Помимо «двойного видения происходящего» рассказы Фицджеральда примечательны еще и своим неизменно мрачным колоритом. Еще при жизни писателя кто-то из критиков назвал его малую прозу, в том числе и «однодневки», не пошедшие дальше периодики, «stories of failure» — историями неудачи, неуспеха, несчастья, провала. Об этом же говорит и сам автор: «Все сюжеты, которые мне приходили в голову, были так или иначе трагичны». Об этом же, в сущности, и запись в «Записных книжках»: «Меня не покидает чувство, что жизнь — это по большей части обман, человек обречен на поражение, и спасения следует искать не в „счастье и удовольствии“, а в том глубоком чувстве удовлетворения, какое выносишь из борьбы». Почти все герои рассказов Фицджеральда так или иначе «обречены на поражение», хотя сознают это далеко не сразу.
Если в качестве литературоведческого эксперимента создать некий собирательный, «коллективный» образ героя малой прозы писателя, то картина возникнет и в самом деле довольно безотрадная: сюжеты большинства рассказов писателя складываются для их героев не лучшим образом, герой ищет спасения в счастье и удовольствии, чувство же удовлетворения из борьбы с жизнью не выносит. Да и за место под солнцем, в отличие от героя О. Генри, творца собственного счастья, борется неохотно, живет все больше по инерции.
«Блажен, кто верует, легко ему на свете»: герой Фицджеральда, хотя легче ему на свете не становится, искренне надеется на лучшее; говорится же в поздних рассказах Фицджеральда про вышедшего в тираж, незадачливого сценариста Пэта Хобби: «Надежда никогда не оставляла Пэта, сколько бы злоключений ни выпадало на его долю»[79]

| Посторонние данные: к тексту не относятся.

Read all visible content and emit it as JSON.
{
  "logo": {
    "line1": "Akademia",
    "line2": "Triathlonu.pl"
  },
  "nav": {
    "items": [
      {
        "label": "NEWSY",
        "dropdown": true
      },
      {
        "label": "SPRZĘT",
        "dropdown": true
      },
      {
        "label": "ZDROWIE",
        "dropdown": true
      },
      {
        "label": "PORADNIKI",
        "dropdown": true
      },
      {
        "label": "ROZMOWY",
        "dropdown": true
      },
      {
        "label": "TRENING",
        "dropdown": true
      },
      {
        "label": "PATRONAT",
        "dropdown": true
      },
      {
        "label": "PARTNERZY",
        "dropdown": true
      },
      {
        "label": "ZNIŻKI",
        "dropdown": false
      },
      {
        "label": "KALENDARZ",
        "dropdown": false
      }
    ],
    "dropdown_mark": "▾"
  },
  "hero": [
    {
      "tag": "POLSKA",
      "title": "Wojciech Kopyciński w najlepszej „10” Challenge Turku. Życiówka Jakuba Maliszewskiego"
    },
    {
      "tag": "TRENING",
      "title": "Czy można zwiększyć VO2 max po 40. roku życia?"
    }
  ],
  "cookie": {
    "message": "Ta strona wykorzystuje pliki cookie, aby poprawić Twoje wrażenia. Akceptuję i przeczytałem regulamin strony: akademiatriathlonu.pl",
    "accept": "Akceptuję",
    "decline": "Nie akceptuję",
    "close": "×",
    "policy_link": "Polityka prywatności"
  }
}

. Не оставляет надежда и других героев малой прозы Фицджеральда, они надеются обрести уверенность, которой им так не хватает, «способность жить изящно и легко». Однако надеждам этим не суждено сбыться, что, впрочем, не мешает им слепо верить, что они созданы для счастья. Героиня рассказа «Зимние мечты» Джуди Джонс, и не она одна, искренне недоумевает: «Я такая красивая, красивее всех… Отчего ж я не могу быть счастлива?» И подобным иллюзиям у Фицджеральда «все возрасты покорны». Влюбленному Декстеру Грину, герою того же рассказа, уже за тридцать, а он по-прежнему не верит, что чувство к Джуди Джонс его не исцеляет; он, практичный, обеими ногами стоящий на земле, наивно полагает, что «неуязвим для горя».Пробуждение от счастливого сна, однако, наступает. Жизнь — увы, слишком поздно понимают герои Фицджеральда — далеко не всегда совпадает с нашими чаяниями. Надеждам на счастье, как у попавшей в снега Среднего Запада южанки Салли Кэрролл из уже упоминавшегося рассказа «Ледяной дворец», не дано сбыться. Под «сводами выстуженного вокзала» иллюзии простодушной, обласканной родителями, ухажерами и мягким климатом девушки терпят крах. Не сбываются надежды на семейное счастье и у уже упоминавшейся Майры Харпер, которая рассчитывала выйти замуж за питомца Гарварда, а в результате становится действующим лицом зловещего спектакля, разыгрываемого «родней» жениха. Еще более мрачная участь подстерегает простодушного Джона Т. Ангера из Геенны, штат Миссисипи, где «благочестиво преклонялись перед богатством с пеленок» («Алмазная гора»). Жизнь с ее законами «почти от нас не зависит» — вынужден сделать неутешительный вывод герой «Бурного рейса» модный драматург Адриан Смит.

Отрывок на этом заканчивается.